Whew! I haven't had a chance to write nearly as much as I'd like over break. I've had the joy of being able to spend valuable time painting, watching movies, sleeping in, having lazy days, catching up with old friends, enjoying time with family and loved ones, going to parties, and reading. I'm in love with break and haven't been bored for a moment.
In fact, if there's anything about life I have learned outside of PT this semester, it's something I was reminded of while chatting with an old friend:
In fact, if there's anything about life I have learned outside of PT this semester, it's something I was reminded of while chatting with an old friend:
Time is our most valuable asset.
And it is. No matter what I own, nothing beats the freedom of having time to my own. The ability to hike in the mountains or escape for a day, or take a walk in the park, or get drinks with friends. The ability to spend 8 hours straight painting away, or reading a book of my choice. Walking through town just to explore new places. My freedom and my time are so valuable to me, and so I can't imagine ever being bored, when I have the luxury of time on my hands (which never comes often enough). Maybe that's the reason why I love it so much and can never get enough of it - maybe it's just my nature. It doesn't matter whether it's a day, or a week, or a month of Winter break, or a whole summer - there never seems to be enough time. I live it to the fullest and revel in the breath of each free day as though it is the last one in existence. Every day, chance for a new adventure or new experience or new person to meet, new knowledge to learn. I love having that love for life, that need to feel as though each day is an opportunity to work closer to a goal or better myself in some small way, even if it's just taking a "mental health day" to help myself be more productive tomorrow.
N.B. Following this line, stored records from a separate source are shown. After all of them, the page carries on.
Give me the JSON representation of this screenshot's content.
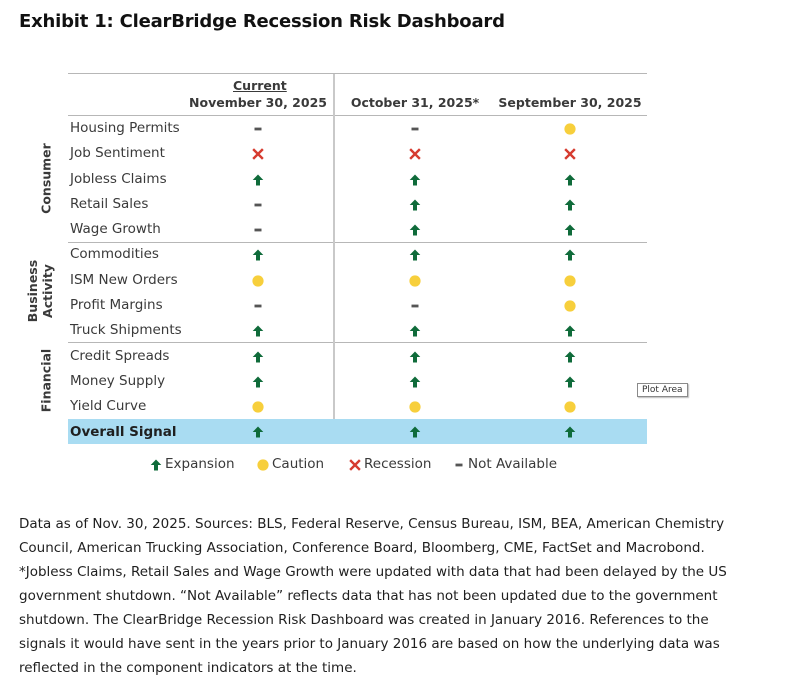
{
  "title": "Exhibit 1: ClearBridge Recession Risk Dashboard",
  "columns": [
    {
      "top": "Current",
      "label": "November 30, 2025"
    },
    {
      "top": "",
      "label": "October 31, 2025*"
    },
    {
      "top": "",
      "label": "September 30, 2025"
    }
  ],
  "groups": [
    {
      "name": "Consumer"
    },
    {
      "name_line1": "Business",
      "name_line2": "Activity"
    },
    {
      "name": "Financial"
    }
  ],
  "rows": [
    {
      "label": "Housing Permits",
      "signals": [
        "not-available",
        "not-available",
        "caution"
      ]
    },
    {
      "label": "Job Sentiment",
      "signals": [
        "recession",
        "recession",
        "recession"
      ]
    },
    {
      "label": "Jobless Claims",
      "signals": [
        "expansion",
        "expansion",
        "expansion"
      ]
    },
    {
      "label": "Retail Sales",
      "signals": [
        "not-available",
        "expansion",
        "expansion"
      ]
    },
    {
      "label": "Wage Growth",
      "signals": [
        "not-available",
        "expansion",
        "expansion"
      ]
    },
    {
      "label": "Commodities",
      "signals": [
        "expansion",
        "expansion",
        "expansion"
      ]
    },
    {
      "label": "ISM New Orders",
      "signals": [
        "caution",
        "caution",
        "caution"
      ]
    },
    {
      "label": "Profit Margins",
      "signals": [
        "not-available",
        "not-available",
        "caution"
      ]
    },
    {
      "label": "Truck Shipments",
      "signals": [
        "expansion",
        "expansion",
        "expansion"
      ]
    },
    {
      "label": "Credit Spreads",
      "signals": [
        "expansion",
        "expansion",
        "expansion"
      ]
    },
    {
      "label": "Money Supply",
      "signals": [
        "expansion",
        "expansion",
        "expansion"
      ]
    },
    {
      "label": "Yield Curve",
      "signals": [
        "caution",
        "caution",
        "caution"
      ]
    }
  ],
  "overall": {
    "label": "Overall Signal",
    "signals": [
      "expansion",
      "expansion",
      "expansion"
    ]
  },
  "legend": [
    {
      "signal": "expansion",
      "label": "Expansion"
    },
    {
      "signal": "caution",
      "label": "Caution"
    },
    {
      "signal": "recession",
      "label": "Recession"
    },
    {
      "signal": "not-available",
      "label": "Not Available"
    }
  ],
  "colors": {
    "expansion": "#0f6b3a",
    "caution": "#f7cf3c",
    "recession": "#d63b2f",
    "not_available": "#555555",
    "overall_highlight": "#a9dcf2"
  },
  "tooltip": "Plot Area",
  "footnote": [
    "Data as of Nov. 30, 2025. Sources: BLS, Federal Reserve, Census Bureau, ISM, BEA, American Chemistry",
    "Council, American Trucking Association, Conference Board, Bloomberg, CME, FactSet and Macrobond.",
    "*Jobless Claims, Retail Sales and Wage Growth were updated with data that had been delayed by the US",
    "government shutdown. “Not Available” reflects data that has not been updated due to the government",
    "shutdown. The ClearBridge Recession Risk Dashboard was created in January 2016. References to the",
    "signals it would have sent in the years prior to January 2016 are based on how the underlying data was",
    "reflected in the component indicators at the time."
  ]
}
When I was diagnosed with Diabetes, I felt very upset originally because I felt as though this illness was an encroachment upon my personal freedom. And in many ways, more than one, it is - it is so much more than a name, a label, a number on a glucometer screen. Diabetes does a lot of things to you, and I'll say it over and over again - at least half of those things are mental. I wouldn't care half so much about those numbers on the screen or how thirsty and irritable a high made me feel if I didn't also have the worry of potential complications someday - the guilt of "I could have done better" - the conscious worry of conserving my test strips and insulin. Diabetes takes away your ability to be carefree, it's true. I'll never be truly carefree. I have to think twice about traveling and how I will provide medicine for myself and how I take care of my body and how often. So it took a long time to stop feeling as though Diabetes was stealing time and freedom from me, especially in moments when my body is crying "take care of me!", be it a low or I forgot to grab a new insulin pen so I have to leave wherever I'm at to go get a new one from home - and it has to come at the forefront of everything.
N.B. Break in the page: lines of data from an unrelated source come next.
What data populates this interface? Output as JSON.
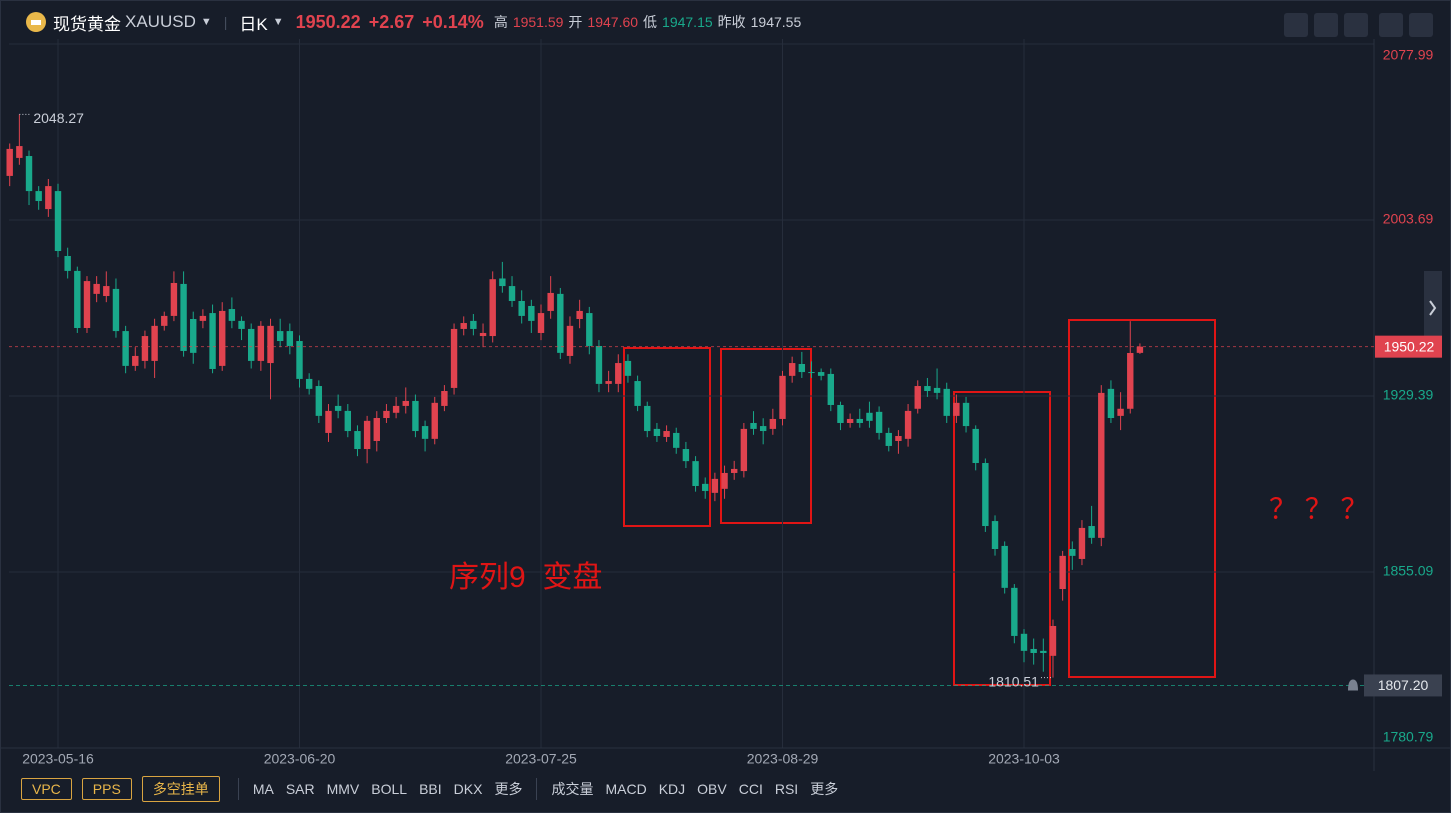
{
  "quote": {
    "symbol": "现货黄金",
    "code": "XAUUSD",
    "period": "日K",
    "price": "1950.22",
    "change": "+2.67",
    "change_pct": "+0.14%",
    "high_label": "高",
    "high": "1951.59",
    "open_label": "开",
    "open": "1947.60",
    "low_label": "低",
    "low": "1947.15",
    "prev_close_label": "昨收",
    "prev_close": "1947.55"
  },
  "toolbar": {
    "buttons": [
      "VPC",
      "PPS",
      "多空挂单"
    ],
    "main_indicators": [
      "MA",
      "SAR",
      "MMV",
      "BOLL",
      "BBI",
      "DKX"
    ],
    "more": "更多",
    "sub_indicators": [
      "成交量",
      "MACD",
      "KDJ",
      "OBV",
      "CCI",
      "RSI"
    ]
  },
  "chart_data": {
    "type": "candlestick",
    "up_color": "#e0434f",
    "down_color": "#19a98b",
    "ylim": [
      1780.79,
      2077.99
    ],
    "yticks": [
      1780.79,
      1855.09,
      1929.39,
      2003.69,
      2077.99
    ],
    "grid": true,
    "price_line": 1950.22,
    "alert_line": {
      "value": 1807.2,
      "label": "1807.20"
    },
    "max_label": 2048.27,
    "min_label": 1810.51,
    "annotations": [
      "序列9  变盘",
      "？ ？ ？"
    ],
    "categories": [
      null,
      null,
      null,
      null,
      null,
      "2023-05-16",
      null,
      null,
      null,
      null,
      null,
      null,
      null,
      null,
      null,
      null,
      null,
      null,
      null,
      null,
      null,
      null,
      null,
      null,
      null,
      null,
      null,
      null,
      null,
      null,
      "2023-06-20",
      null,
      null,
      null,
      null,
      null,
      null,
      null,
      null,
      null,
      null,
      null,
      null,
      null,
      null,
      null,
      null,
      null,
      null,
      null,
      null,
      null,
      null,
      null,
      null,
      "2023-07-25",
      null,
      null,
      null,
      null,
      null,
      null,
      null,
      null,
      null,
      null,
      null,
      null,
      null,
      null,
      null,
      null,
      null,
      null,
      null,
      null,
      null,
      null,
      null,
      null,
      "2023-08-29",
      null,
      null,
      null,
      null,
      null,
      null,
      null,
      null,
      null,
      null,
      null,
      null,
      null,
      null,
      null,
      null,
      null,
      null,
      null,
      null,
      null,
      null,
      null,
      null,
      "2023-10-03",
      null,
      null,
      null,
      null,
      null,
      null,
      null,
      null,
      null,
      null,
      null,
      null
    ],
    "ohlc": [
      [
        2022.3,
        2036,
        2018,
        2033.7
      ],
      [
        2029.9,
        2048.27,
        2027,
        2034.9
      ],
      [
        2030.7,
        2033,
        2010,
        2015.9
      ],
      [
        2015.9,
        2018,
        2008,
        2011.7
      ],
      [
        2008.3,
        2021,
        2005,
        2018.0
      ],
      [
        2015.9,
        2019,
        1988,
        1990.6
      ],
      [
        1988.5,
        1992,
        1979,
        1982.2
      ],
      [
        1982.2,
        1984,
        1956,
        1958.1
      ],
      [
        1958.1,
        1980,
        1956,
        1977.9
      ],
      [
        1972.5,
        1980,
        1969,
        1976.7
      ],
      [
        1971.6,
        1982,
        1969,
        1975.8
      ],
      [
        1974.6,
        1979,
        1954,
        1956.8
      ],
      [
        1956.8,
        1959,
        1939,
        1942.1
      ],
      [
        1942.1,
        1950,
        1940,
        1946.3
      ],
      [
        1944.2,
        1957,
        1941,
        1954.7
      ],
      [
        1944.2,
        1962,
        1937,
        1959.0
      ],
      [
        1959.0,
        1965,
        1957,
        1963.2
      ],
      [
        1963.2,
        1982,
        1961,
        1977.1
      ],
      [
        1976.7,
        1982,
        1946,
        1948.4
      ],
      [
        1961.9,
        1965,
        1943,
        1947.6
      ],
      [
        1961.1,
        1966,
        1958,
        1963.2
      ],
      [
        1964.4,
        1968,
        1939,
        1940.8
      ],
      [
        1942.1,
        1969,
        1940,
        1965.3
      ],
      [
        1966.1,
        1971,
        1958,
        1961.1
      ],
      [
        1961.1,
        1963,
        1953,
        1957.7
      ],
      [
        1957.7,
        1960,
        1941,
        1944.2
      ],
      [
        1944.2,
        1961,
        1940,
        1959.0
      ],
      [
        1943.3,
        1962,
        1928,
        1959.0
      ],
      [
        1956.8,
        1962,
        1950,
        1952.6
      ],
      [
        1956.8,
        1960,
        1947,
        1950.5
      ],
      [
        1952.6,
        1955,
        1933,
        1936.6
      ],
      [
        1936.6,
        1939,
        1930,
        1932.4
      ],
      [
        1933.6,
        1936,
        1918,
        1921.0
      ],
      [
        1913.8,
        1926,
        1910,
        1923.1
      ],
      [
        1925.2,
        1930,
        1920,
        1923.1
      ],
      [
        1923.1,
        1926,
        1912,
        1914.6
      ],
      [
        1914.6,
        1917,
        1904,
        1907.0
      ],
      [
        1907.0,
        1921,
        1901,
        1918.9
      ],
      [
        1910.4,
        1923,
        1906,
        1920.1
      ],
      [
        1920.1,
        1926,
        1918,
        1923.1
      ],
      [
        1922.3,
        1929,
        1920,
        1925.2
      ],
      [
        1925.2,
        1933,
        1922,
        1927.3
      ],
      [
        1927.3,
        1930,
        1912,
        1914.6
      ],
      [
        1916.7,
        1919,
        1906,
        1911.3
      ],
      [
        1911.3,
        1929,
        1909,
        1926.5
      ],
      [
        1925.2,
        1934,
        1923,
        1931.5
      ],
      [
        1932.8,
        1960,
        1930,
        1957.7
      ],
      [
        1957.7,
        1963,
        1955,
        1960.2
      ],
      [
        1961.1,
        1964,
        1955,
        1957.7
      ],
      [
        1954.7,
        1960,
        1950,
        1956.0
      ],
      [
        1954.7,
        1982,
        1952,
        1978.7
      ],
      [
        1979,
        1986,
        1973,
        1975.8
      ],
      [
        1975.8,
        1980,
        1967,
        1969.5
      ],
      [
        1969.5,
        1974,
        1960,
        1963.2
      ],
      [
        1967.4,
        1970,
        1956,
        1961.1
      ],
      [
        1956.0,
        1968,
        1953,
        1964.4
      ],
      [
        1965.3,
        1980,
        1962,
        1972.9
      ],
      [
        1972.5,
        1975,
        1945,
        1947.6
      ],
      [
        1946.3,
        1963,
        1943,
        1959.0
      ],
      [
        1961.9,
        1970,
        1958,
        1965.3
      ],
      [
        1964.4,
        1967,
        1947,
        1950.5
      ],
      [
        1950.5,
        1953,
        1931,
        1934.5
      ],
      [
        1934.5,
        1940,
        1931,
        1935.7
      ],
      [
        1934.5,
        1947,
        1931,
        1943.3
      ],
      [
        1944.2,
        1947,
        1935,
        1937.9
      ],
      [
        1935.7,
        1938,
        1923,
        1925.2
      ],
      [
        1925.2,
        1927,
        1912,
        1914.6
      ],
      [
        1915.5,
        1918,
        1910,
        1912.5
      ],
      [
        1912.1,
        1917,
        1910,
        1914.6
      ],
      [
        1913.8,
        1916,
        1905,
        1907.5
      ],
      [
        1907.0,
        1910,
        1899,
        1901.9
      ],
      [
        1901.9,
        1904,
        1889,
        1891.4
      ],
      [
        1892.3,
        1895,
        1886,
        1889.3
      ],
      [
        1888.5,
        1897,
        1885,
        1894.4
      ],
      [
        1890.2,
        1900,
        1886,
        1896.9
      ],
      [
        1896.9,
        1902,
        1894,
        1898.6
      ],
      [
        1897.7,
        1918,
        1895,
        1915.5
      ],
      [
        1918.0,
        1923,
        1913,
        1915.5
      ],
      [
        1916.7,
        1920,
        1909,
        1914.6
      ],
      [
        1915.5,
        1924,
        1913,
        1919.7
      ],
      [
        1919.7,
        1940,
        1917,
        1937.9
      ],
      [
        1937.9,
        1946,
        1935,
        1943.3
      ],
      [
        1942.9,
        1948,
        1937,
        1939.5
      ],
      [
        1939.5,
        1944,
        1937,
        1939.1
      ],
      [
        1939.5,
        1941,
        1936,
        1937.9
      ],
      [
        1938.7,
        1941,
        1923,
        1925.6
      ],
      [
        1925.6,
        1927,
        1915,
        1918.0
      ],
      [
        1918.0,
        1922,
        1916,
        1919.7
      ],
      [
        1919.7,
        1924,
        1916,
        1918.0
      ],
      [
        1922.3,
        1927,
        1916,
        1918.9
      ],
      [
        1922.7,
        1925,
        1911,
        1913.8
      ],
      [
        1913.8,
        1916,
        1906,
        1908.3
      ],
      [
        1910.4,
        1915,
        1905,
        1912.5
      ],
      [
        1911.3,
        1926,
        1908,
        1923.1
      ],
      [
        1924.0,
        1936,
        1922,
        1933.6
      ],
      [
        1933.6,
        1937,
        1929,
        1931.5
      ],
      [
        1932.8,
        1941,
        1928,
        1930.7
      ],
      [
        1932.4,
        1935,
        1918,
        1921.0
      ],
      [
        1921.0,
        1930,
        1918,
        1926.5
      ],
      [
        1926.5,
        1929,
        1914,
        1916.7
      ],
      [
        1915.5,
        1917,
        1898,
        1901.1
      ],
      [
        1901.1,
        1903,
        1872,
        1874.5
      ],
      [
        1876.6,
        1879,
        1862,
        1864.8
      ],
      [
        1866.1,
        1868,
        1846,
        1848.4
      ],
      [
        1848.4,
        1850,
        1825,
        1828.1
      ],
      [
        1829.0,
        1831,
        1817,
        1821.8
      ],
      [
        1822.6,
        1827,
        1816,
        1820.9
      ],
      [
        1821.8,
        1827,
        1813,
        1820.9
      ],
      [
        1819.7,
        1835,
        1810.51,
        1832.3
      ],
      [
        1847.9,
        1864,
        1843,
        1861.9
      ],
      [
        1864.8,
        1868,
        1856,
        1861.9
      ],
      [
        1860.6,
        1877,
        1858,
        1873.7
      ],
      [
        1874.5,
        1883,
        1867,
        1869.5
      ],
      [
        1869.5,
        1934,
        1866,
        1930.7
      ],
      [
        1932.4,
        1936,
        1918,
        1920.1
      ],
      [
        1921.0,
        1931,
        1915,
        1924.0
      ],
      [
        1924.0,
        1961,
        1922,
        1947.55
      ],
      [
        1947.6,
        1951.59,
        1947.15,
        1950.22
      ]
    ]
  }
}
You have to shift your mindset - for me, taking care of myself is a price I pay to have my time and freedom, now. Now, as an adult, you realize there are certain needs you have to take care of, be it bodily or bills or making sure you have enough emergency savings in the bank or setting time aside for studying - these eat away at your "freedom", but in order to buy yourself the freedom to use your time as you wish, these are the things you must do.
And you'll find you start valuing your time all the more, then. It is precious. You paid for it. And you can't retrieve it once it's gone. So you must make the most of it - you owe that to no one but yourself. You answer to you at the end of the day -
"Did I spend my time to the best of my ability?" And if not - what can you change?
It makes you a busybody, but it's a happy way to live, and I find that regardless of feeling sad sometimes, my love for staying busy and industrious can always pull me through in the long run. This reminds me to count my blessings, and be grateful for each day as best I can. It's the best kind of therapy I could ask for.